Hamburg – Gesetzliche und private Krankenkassen in Hamburg plädieren für umfassende Reformen in der Krankenhausplanung. Die AOK Rheinland/Hamburg, der BKK-Landesverband NORDWEST, die IKK classic, die Knappschaft sowie der Verband der Ersatzkassen (vdek) und der Verband der privaten Krankenversicherung (PKV) fordern, den vorherrschenden „Trend zur Hospitalisierung“ zu stoppen und in den Planungsprozess konkretere Qualitätskriterien einzubeziehen.

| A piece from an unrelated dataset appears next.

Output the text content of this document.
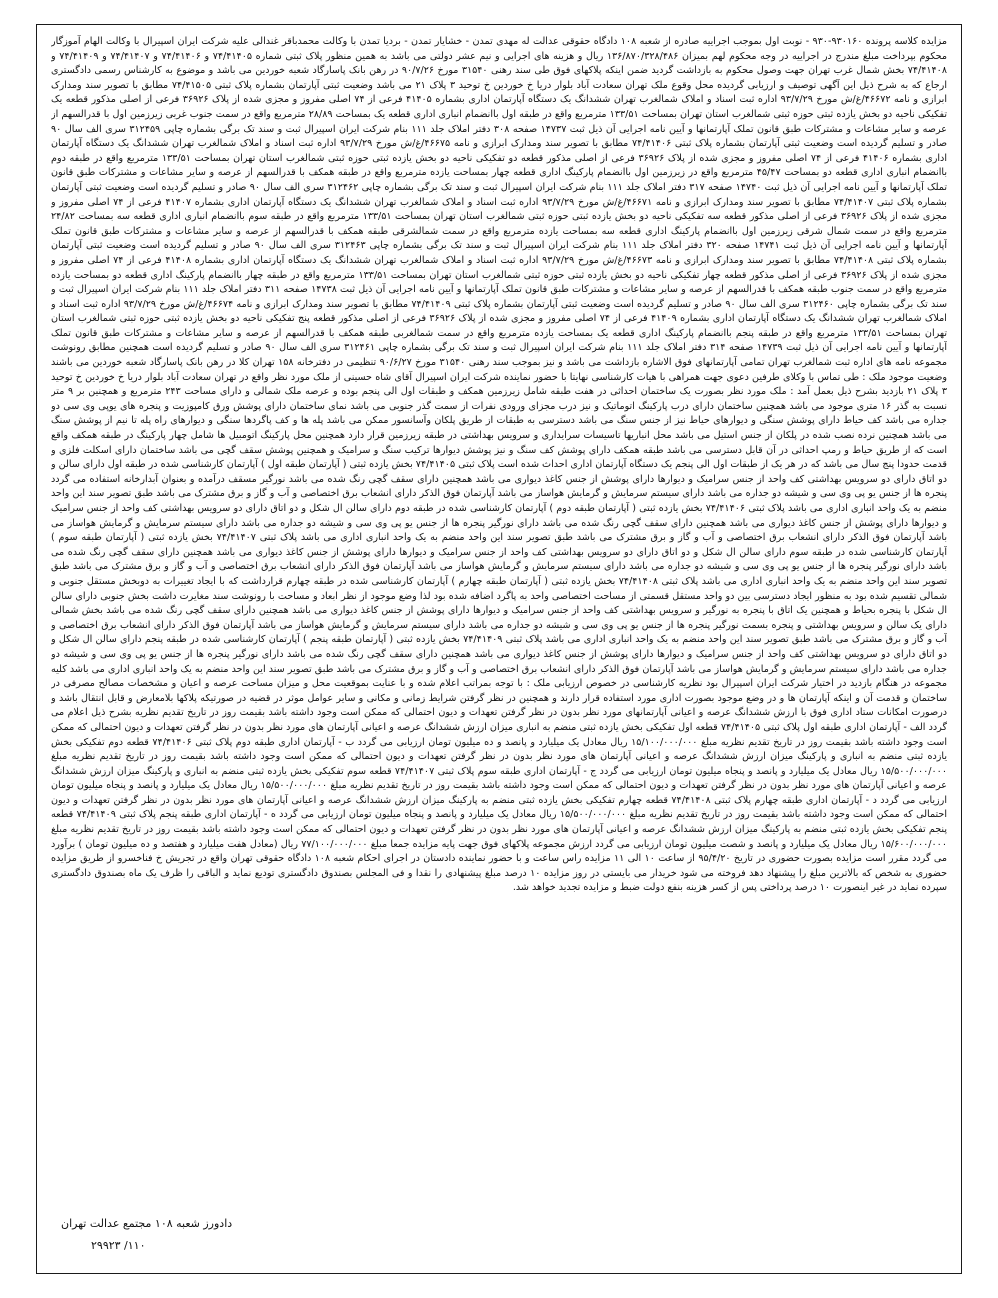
مزایده کلاسه پرونده ۹۳۰۱۶۰-۹۳۰ - نوبت اول بموجب اجراییه صادره از شعبه ۱۰۸ دادگاه حقوقی عدالت له مهدی تمدن - خشایار تمدن - بردیا تمدن با وکالت محمدباقر غندالی علیه شرکت ایران اسپیرال با وکالت الهام آموزگار محکوم بپرداخت مبلغ مندرج در اجراییه در وجه محکوم لهم بمیزان ۱۳۶/۸۷۰/۳۲۸/۴۸۶ ریال و هزینه های اجرایی و نیم عشر دولتی می باشد به همین منظور پلاک ثبتی شماره ۷۴/۴۱۴۰۵ و ۷۴/۴۱۴۰۶ و ۷۴/۴۱۴۰۷ و ۷۴/۴۱۴۰۹ و ۷۴/۴۱۴۰۸ بخش شمال غرب تهران جهت وصول محکوم به بازداشت گردید ضمن اینکه پلاکهای فوق طی سند رهنی ۳۱۵۴۰ مورخ ۹۰/۷/۲۶ در رهن بانک پاسارگاد شعبه خوردین می باشد و موضوع به کارشناس رسمی دادگستری ارجاع که به شرح ذیل این آگهی توصیف و ارزیابی گردیده محل وقوع ملک تهران سعادت آباد بلوار دریا خ خوردین خ توحید ۳ پلاک ۲۱ می باشد وضعیت ثبتی آپارتمان بشماره پلاک ثبتی ۷۴/۴۱۵۰۵ مطابق با تصویر سند ومدارک ابرازی و نامه ۴۶۶۷۲/غ/ش مورخ ۹۳/۷/۲۹ اداره ثبت اسناد و املاک شمالغرب تهران ششدانگ یک دستگاه آپارتمان اداری بشماره ۴۱۴۰۵ فرعی از ۷۴ اصلی مفروز و مجزی شده از پلاک ۳۶۹۲۶ فرعی از اصلی مذکور قطعه یک تفکیکی ناحیه دو بخش یازده ثبتی حوزه ثبتی شمالغرب استان تهران بمساحت ۱۳۳/۵۱ مترمربع واقع در طبقه اول باانضمام انباری اداری قطعه یک بمساحت ۲۸/۸۹ مترمربع واقع در سمت جنوب غربی زیرزمین اول با قدرالسهم از عرصه و سایر مشاعات و مشترکات طبق قانون تملک آپارتمانها و آیین نامه اجرایی آن ذیل ثبت ۱۴۷۳۷ صفحه ۳۰۸ دفتر املاک جلد ۱۱۱ بنام شرکت ایران اسپیرال ثبت و سند تک برگی بشماره چاپی ۳۱۲۴۵۹ سری الف سال ۹۰ صادر و تسلیم گردیده است وضعیت ثبتی آپارتمان بشماره پلاک ثبتی ۷۴/۴۱۴۰۶ مطابق با تصویر سند ومدارک ابرازی و نامه ۴۶۶۷۵/غ/ش مورخ ۹۳/۷/۲۹ اداره ثبت اسناد و املاک شمالغرب تهران ششدانگ یک دستگاه آپارتمان اداری بشماره ۴۱۴۰۶ فرعی از ۷۴ اصلی مفروز و مجزی شده از پلاک ۳۶۹۲۶ فرعی از اصلی مذکور قطعه دو تفکیکی ناحیه دو بخش یازده ثبتی حوزه ثبتی شمالغرب استان تهران بمساحت ۱۳۳/۵۱ مترمربع واقع در طبقه دوم باانضمام انباری اداری قطعه دو بمساحت ۴۵/۴۷ مترمربع واقع در زیرزمین اول باانضمام پارکینگ اداری قطعه چهار بمساحت یازده مترمربع واقع در طبقه همکف با قدرالسهم از عرصه و سایر مشاعات و مشترکات طبق قانون تملک آپارتمانها و آیین نامه اجرایی آن ذیل ثبت ۱۴۷۴۰ صفحه ۳۱۷ دفتر املاک جلد ۱۱۱ بنام شرکت ایران اسپیرال ثبت و سند تک برگی بشماره چاپی ۳۱۲۴۶۲ سری الف سال ۹۰ صادر و تسلیم گردیده است وضعیت ثبتی آپارتمان بشماره پلاک ثبتی ۷۴/۴۱۴۰۷ مطابق با تصویر سند ومدارک ابرازی و نامه ۴۶۶۷۱/غ/ش مورخ ۹۳/۷/۲۹ اداره ثبت اسناد و املاک شمالغرب تهران ششدانگ یک دستگاه آپارتمان اداری بشماره ۴۱۴۰۷ فرعی از ۷۴ اصلی مفروز و مجزی شده از پلاک ۳۶۹۲۶ فرعی از اصلی مذکور قطعه سه تفکیکی ناحیه دو بخش یازده ثبتی حوزه ثبتی شمالغرب استان تهران بمساحت ۱۳۳/۵۱ مترمربع واقع در طبقه سوم باانضمام انباری اداری قطعه سه بمساحت ۲۴/۸۲ مترمربع واقع در سمت شمال شرقی زیرزمین اول باانضمام پارکینگ اداری قطعه سه بمساحت یازده مترمربع واقع در سمت شمالشرقی طبقه همکف با قدرالسهم از عرصه و سایر مشاعات و مشترکات طبق قانون تملک آپارتمانها و آیین نامه اجرایی آن ذیل ثبت ۱۴۷۴۱ صفحه ۳۲۰ دفتر املاک جلد ۱۱۱ بنام شرکت ایران اسپیرال ثبت و سند تک برگی بشماره چاپی ۳۱۲۴۶۳ سری الف سال ۹۰ صادر و تسلیم گردیده است وضعیت ثبتی آپارتمان بشماره پلاک ثبتی ۷۴/۴۱۴۰۸ مطابق با تصویر سند ومدارک ابرازی و نامه ۴۶۶۷۳/غ/ش مورخ ۹۳/۷/۲۹ اداره ثبت اسناد و املاک شمالغرب تهران ششدانگ یک دستگاه آپارتمان اداری بشماره ۴۱۴۰۸ فرعی از ۷۴ اصلی مفروز و مجزی شده از پلاک ۳۶۹۲۶ فرعی از اصلی مذکور قطعه چهار تفکیکی ناحیه دو بخش یازده ثبتی حوزه ثبتی شمالغرب استان تهران بمساحت ۱۳۳/۵۱ مترمربع واقع در طبقه چهار باانضمام پارکینگ اداری قطعه دو بمساحت یازده مترمربع واقع در سمت جنوب طبقه همکف با قدرالسهم از عرصه و سایر مشاعات و مشترکات طبق قانون تملک آپارتمانها و آیین نامه اجرایی آن ذیل ثبت ۱۴۷۳۸ صفحه ۳۱۱ دفتر املاک جلد ۱۱۱ بنام شرکت ایران اسپیرال ثبت و سند تک برگی بشماره چاپی ۳۱۲۴۶۰ سری الف سال ۹۰ صادر و تسلیم گردیده است وضعیت ثبتی آپارتمان بشماره پلاک ثبتی ۷۴/۴۱۴۰۹ مطابق با تصویر سند ومدارک ابرازی و نامه ۴۶۶۷۴/غ/ش مورخ ۹۳/۷/۲۹ اداره ثبت اسناد و املاک شمالغرب تهران ششدانگ یک دستگاه آپارتمان اداری بشماره ۴۱۴۰۹ فرعی از ۷۴ اصلی مفروز و مجزی شده از پلاک ۳۶۹۲۶ فرعی از اصلی مذکور قطعه پنج تفکیکی ناحیه دو بخش یازده ثبتی حوزه ثبتی شمالغرب استان تهران بمساحت ۱۳۳/۵۱ مترمربع واقع در طبقه پنجم باانضمام پارکینگ اداری قطعه یک بمساحت یازده مترمربع واقع در سمت شمالغربی طبقه همکف با قدرالسهم از عرصه و سایر مشاعات و مشترکات طبق قانون تملک آپارتمانها و آیین نامه اجرایی آن ذیل ثبت ۱۴۷۳۹ صفحه ۳۱۴ دفتر املاک جلد ۱۱۱ بنام شرکت ایران اسپیرال ثبت و سند تک برگی بشماره چاپی ۳۱۲۴۶۱ سری الف سال ۹۰ صادر و تسلیم گردیده است همچنین مطابق رونوشت مجموعه نامه های اداره ثبت شمالغرب تهران تمامی آپارتمانهای فوق الاشاره بازداشت می باشد و نیز بموجب سند رهنی ۳۱۵۴۰ مورخ ۹۰/۶/۲۷ تنظیمی در دفترخانه ۱۵۸ تهران کلا در رهن بانک پاسارگاد شعبه خوردین می باشند وضعیت موجود ملک : طی تماس با وکلای طرفین دعوی جهت همراهی با هیات کارشناسی نهایتا با حضور نماینده شرکت ایران اسپیرال آقای شاه حسینی از ملک مورد نظر واقع در تهران سعادت آباد بلوار دریا خ خوردین خ توحید ۳ پلاک ۲۱ بازدید بشرح ذیل بعمل آمد : ملک مورد نظر بصورت یک ساختمان احداثی در هفت طبقه شامل زیرزمین همکف و طبقات اول الی پنجم بوده و عرصه ملک شمالی و دارای مساحت ۲۴۳ مترمربع و همچنین بر ۹ متر نسبت به گذر ۱۶ متری موجود می باشد همچنین ساختمان دارای درب پارکینگ اتوماتیک و نیز درب مجزای ورودی نفرات از سمت گذر جنوبی می باشد نمای ساختمان دارای پوشش ورق کامپوزیت و پنجره های یوپی وی سی دو جداره می باشد کف حیاط دارای پوشش سنگی و دیوارهای حیاط نیز از جنس سنگ می باشد دسترسی به طبقات از طریق پلکان وآسانسور ممکن می باشد پله ها و کف پاگردها سنگی و دیوارهای راه پله تا نیم از پوشش سنگ می باشد همچنین نرده نصب شده در پلکان از جنس استیل می باشد محل انباریها تاسیسات سرایداری و سرویس بهداشتی در طبقه زیرزمین قرار دارد همچنین محل پارکینگ اتومبیل ها شامل چهار پارکینگ در طبقه همکف واقع است که از طریق حیاط و رمپ احداثی در آن قابل دسترسی می باشد طبقه همکف دارای پوشش کف سنگ و نیز پوشش دیوارها ترکیب سنگ و سرامیک و همچنین پوشش سقف گچی می باشد ساختمان دارای اسکلت فلزی و قدمت حدودا پنج سال می باشد که در هر یک از طبقات اول الی پنجم یک دستگاه آپارتمان اداری احداث شده است پلاک ثبتی ۷۴/۴۱۴۰۵ بخش یازده ثبتی ( آپارتمان طبقه اول ) آپارتمان کارشناسی شده در طبقه اول دارای سالن و دو اتاق دارای دو سرویس بهداشتی کف واحد از جنس سرامیک و دیوارها دارای پوشش از جنس کاغذ دیواری می باشد همچنین دارای سقف گچی رنگ شده می باشد نورگیر مسقف درآمده و بعنوان آبدارخانه استفاده می گردد پنجره ها از جنس یو پی وی سی و شیشه دو جداره می باشد دارای سیستم سرمایش و گرمایش هواساز می باشد آپارتمان فوق الذکر دارای انشعاب برق اختصاصی و آب و گاز و برق مشترک می باشد طبق تصویر سند این واحد منضم به یک واحد انباری اداری می باشد پلاک ثبتی ۷۴/۴۱۴۰۶ بخش یازده ثبتی ( آپارتمان طبقه دوم ) آپارتمان کارشناسی شده در طبقه دوم دارای سالن ال شکل و دو اتاق دارای دو سرویس بهداشتی کف واحد از جنس سرامیک و دیوارها دارای پوشش از جنس کاغذ دیواری می باشد همچنین دارای سقف گچی رنگ شده می باشد دارای نورگیر پنجره ها از جنس یو پی وی سی و شیشه دو جداره می باشد دارای سیستم سرمایش و گرمایش هواساز می باشد آپارتمان فوق الذکر دارای انشعاب برق اختصاصی و آب و گاز و برق مشترک می باشد طبق تصویر سند این واحد منضم به یک واحد انباری اداری می باشد پلاک ثبتی ۷۴/۴۱۴۰۷ بخش یازده ثبتی ( آپارتمان طبقه سوم ) آپارتمان کارشناسی شده در طبقه سوم دارای سالن ال شکل و دو اتاق دارای دو سرویس بهداشتی کف واحد از جنس سرامیک و دیوارها دارای پوشش از جنس کاغذ دیواری می باشد همچنین دارای سقف گچی رنگ شده می باشد دارای نورگیر پنجره ها از جنس یو پی وی سی و شیشه دو جداره می باشد دارای سیستم سرمایش و گرمایش هواساز می باشد آپارتمان فوق الذکر دارای انشعاب برق اختصاصی و آب و گاز و برق مشترک می باشد طبق تصویر سند این واحد منضم به یک واحد انباری اداری می باشد پلاک ثبتی ۷۴/۴۱۴۰۸ بخش یازده ثبتی ( آپارتمان طبقه چهارم ) آپارتمان کارشناسی شده در طبقه چهارم قرارداشت که با ایجاد تغییرات به دوبخش مستقل جنوبی و شمالی تقسیم شده بود به منظور ایجاد دسترسی بین دو واحد مستقل قسمتی از مساحت اختصاصی واحد به پاگرد اضافه شده بود لذا وضع موجود از نظر ابعاد و مساحت با رونوشت سند مغایرت داشت بخش جنوبی دارای سالن ال شکل با پنجره بحیاط و همچنین یک اتاق با پنجره به نورگیر و سرویس بهداشتی کف واحد از جنس سرامیک و دیوارها دارای پوشش از جنس کاغذ دیواری می باشد همچنین دارای سقف گچی رنگ شده می باشد بخش شمالی دارای یک سالن و سرویس بهداشتی و پنجره بسمت نورگیر پنجره ها از جنس یو پی وی سی و شیشه دو جداره می باشد دارای سیستم سرمایش و گرمایش هواساز می باشد آپارتمان فوق الذکر دارای انشعاب برق اختصاصی و آب و گاز و برق مشترک می باشد طبق تصویر سند این واحد منضم به یک واحد انباری اداری می باشد پلاک ثبتی ۷۴/۴۱۴۰۹ بخش یازده ثبتی ( آپارتمان طبقه پنجم ) آپارتمان کارشناسی شده در طبقه پنجم دارای سالن ال شکل و دو اتاق دارای دو سرویس بهداشتی کف واحد از جنس سرامیک و دیوارها دارای پوشش از جنس کاغذ دیواری می باشد همچنین دارای سقف گچی رنگ شده می باشد دارای نورگیر پنجره ها از جنس یو پی وی سی و شیشه دو جداره می باشد دارای سیستم سرمایش و گرمایش هواساز می باشد آپارتمان فوق الذکر دارای انشعاب برق اختصاصی و آب و گاز و برق مشترک می باشد طبق تصویر سند این واحد منضم به یک واحد انباری اداری می باشد کلیه مجموعه در هنگام بازدید در اختیار شرکت ایران اسپیرال بود نظریه کارشناسی در خصوص ارزیابی ملک : با توجه بمراتب اعلام شده و با عنایت بموقعیت محل و میزان مساحت عرصه و اعیان و مشخصات مصالح مصرفی در ساختمان و قدمت آن و اینکه آپارتمان ها و در وضع موجود بصورت اداری مورد استفاده قرار دارند و همچنین در نظر گرفتن شرایط زمانی و مکانی و سایر عوامل موثر در قضیه در صورتیکه پلاکها بلامعارض و قابل انتقال باشد و درصورت امکانات ستاد اداری فوق با ارزش ششدانگ عرصه و اعیانی آپارتمانهای مورد نظر بدون در نظر گرفتن تعهدات و دیون احتمالی که ممکن است وجود داشته باشد بقیمت روز در تاریخ تقدیم نظریه بشرح ذیل اعلام می گردد الف - آپارتمان اداری طبقه اول پلاک ثبتی ۷۴/۴۱۴۰۵ قطعه اول تفکیکی بخش یازده ثبتی منضم به انباری میزان ارزش ششدانگ عرصه و اعیانی آپارتمان های مورد نظر بدون در نظر گرفتن تعهدات و دیون احتمالی که ممکن است وجود داشته باشد بقیمت روز در تاریخ تقدیم نظریه مبلغ ۱۵/۱۰۰/۰۰۰/۰۰۰ ریال معادل یک میلیارد و پانصد و ده میلیون تومان ارزیابی می گردد ب - آپارتمان اداری طبقه دوم پلاک ثبتی ۷۴/۴۱۴۰۶ قطعه دوم تفکیکی بخش یازده ثبتی منضم به انباری و پارکینگ میزان ارزش ششدانگ عرصه و اعیانی آپارتمان های مورد نظر بدون در نظر گرفتن تعهدات و دیون احتمالی که ممکن است وجود داشته باشد بقیمت روز در تاریخ تقدیم نظریه مبلغ ۱۵/۵۰۰/۰۰۰/۰۰۰ ریال معادل یک میلیارد و پانصد و پنجاه میلیون تومان ارزیابی می گردد ج - آپارتمان اداری طبقه سوم پلاک ثبتی ۷۴/۴۱۴۰۷ قطعه سوم تفکیکی بخش یازده ثبتی منضم به انباری و پارکینگ میزان ارزش ششدانگ عرصه و اعیانی آپارتمان های مورد نظر بدون در نظر گرفتن تعهدات و دیون احتمالی که ممکن است وجود داشته باشد بقیمت روز در تاریخ تقدیم نظریه مبلغ ۱۵/۵۰۰/۰۰۰/۰۰۰ ریال معادل یک میلیارد و پانصد و پنجاه میلیون تومان ارزیابی می گردد د - آپارتمان اداری طبقه چهارم پلاک ثبتی ۷۴/۴۱۴۰۸ قطعه چهارم تفکیکی بخش یازده ثبتی منضم به پارکینگ میزان ارزش ششدانگ عرصه و اعیانی آپارتمان های مورد نظر بدون در نظر گرفتن تعهدات و دیون احتمالی که ممکن است وجود داشته باشد بقیمت روز در تاریخ تقدیم نظریه مبلغ ۱۵/۵۰۰/۰۰۰/۰۰۰ ریال معادل یک میلیارد و پانصد و پنجاه میلیون تومان ارزیابی می گردد ه - آپارتمان اداری طبقه پنجم پلاک ثبتی ۷۴/۴۱۴۰۹ قطعه پنجم تفکیکی بخش یازده ثبتی منضم به پارکینگ میزان ارزش ششدانگ عرصه و اعیانی آپارتمان های مورد نظر بدون در نظر گرفتن تعهدات و دیون احتمالی که ممکن است وجود داشته باشد بقیمت روز در تاریخ تقدیم نظریه مبلغ ۱۵/۶۰۰/۰۰۰/۰۰۰ ریال معادل یک میلیارد و پانصد و شصت میلیون تومان ارزیابی می گردد ارزش مجموعه پلاکهای فوق جهت پایه مزایده جمعا مبلغ ۷۷/۱۰۰/۰۰۰/۰۰۰ ریال (معادل هفت میلیارد و هفتصد و ده میلیون تومان ) برآورد می گردد مقرر است مزایده بصورت حضوری در تاریخ ۹۵/۴/۲۰ از ساعت ۱۰ الی ۱۱ مزایده راس ساعت و با حضور نماینده دادستان در اجرای احکام شعبه ۱۰۸ دادگاه حقوقی تهران واقع در تجریش خ فناخسرو از طریق مزایده حضوری به شخص که بالاترین مبلغ را پیشنهاد دهد فروخته می شود خریدار می بایستی در روز مزایده ۱۰ درصد مبلغ پیشنهادی را نقدا و فی المجلس بصندوق دادگستری تودیع نماید و الباقی را ظرف یک ماه بصندوق دادگستری سپرده نماید در غیر اینصورت ۱۰ درصد پرداختی پس از کسر هزینه بنفع دولت ضبط و مزایده تجدید خواهد شد.

دادورز شعبه ۱۰۸ مجتمع عدالت تهران
۱۱۰/ ۲۹۹۲۳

In einer gemeinsamen Stellungnahme sprechen sich die Versicherungen dafür aus, bei der Krankenhausrahmenplanung leistungsorientierte Kriterien einzuführen. „Schließlich werden die Leistungen der Kliniken bereits seit sechs Jahren auf Grundlage der Fallpauschalen, der Diagnosis Related Groups (DRGs), vertraglich geregelt“, so die Kassen.
Bis 2015 soll die Zahl der Planbetten in Hamburg um 5,6 Prozent auf dann 11.811 Betten steigen. „Nicht eingerechnet sind dabei beantragte Kapazitäten im Bereich der Psychiatrie, Psychotherapie und Psychosomatik“, warnen die Krankenversicherungen. Hierfür lägen Anträge für 471 neue Krankenhausbetten vor.
Dabei belege Hamburg bei der Zahl der aufgestellten Krankenhausbetten schon heute einen Spitzenwert. So kämen im Bundesdurchschnitt auf 100.000 Einwohner 613 Betten, in Hamburg seien es 645 (2008).
„Anstatt immer neue stationäre und teilstationäre Kapazitäten zu schaffen, ist es notwendig, die vorhandenen Angebote psychiatrischer Kliniken mit den psychotherapeutischen und psychiatrischen Praxen besser miteinander zu verzahnen“, erklärten die Kassen bei der heutigen Anhörung der Behörde für Soziales, Familie, Gesundheit und Verbraucherschutz (BSG) zum Entwurf des Krankenhausplans 2015.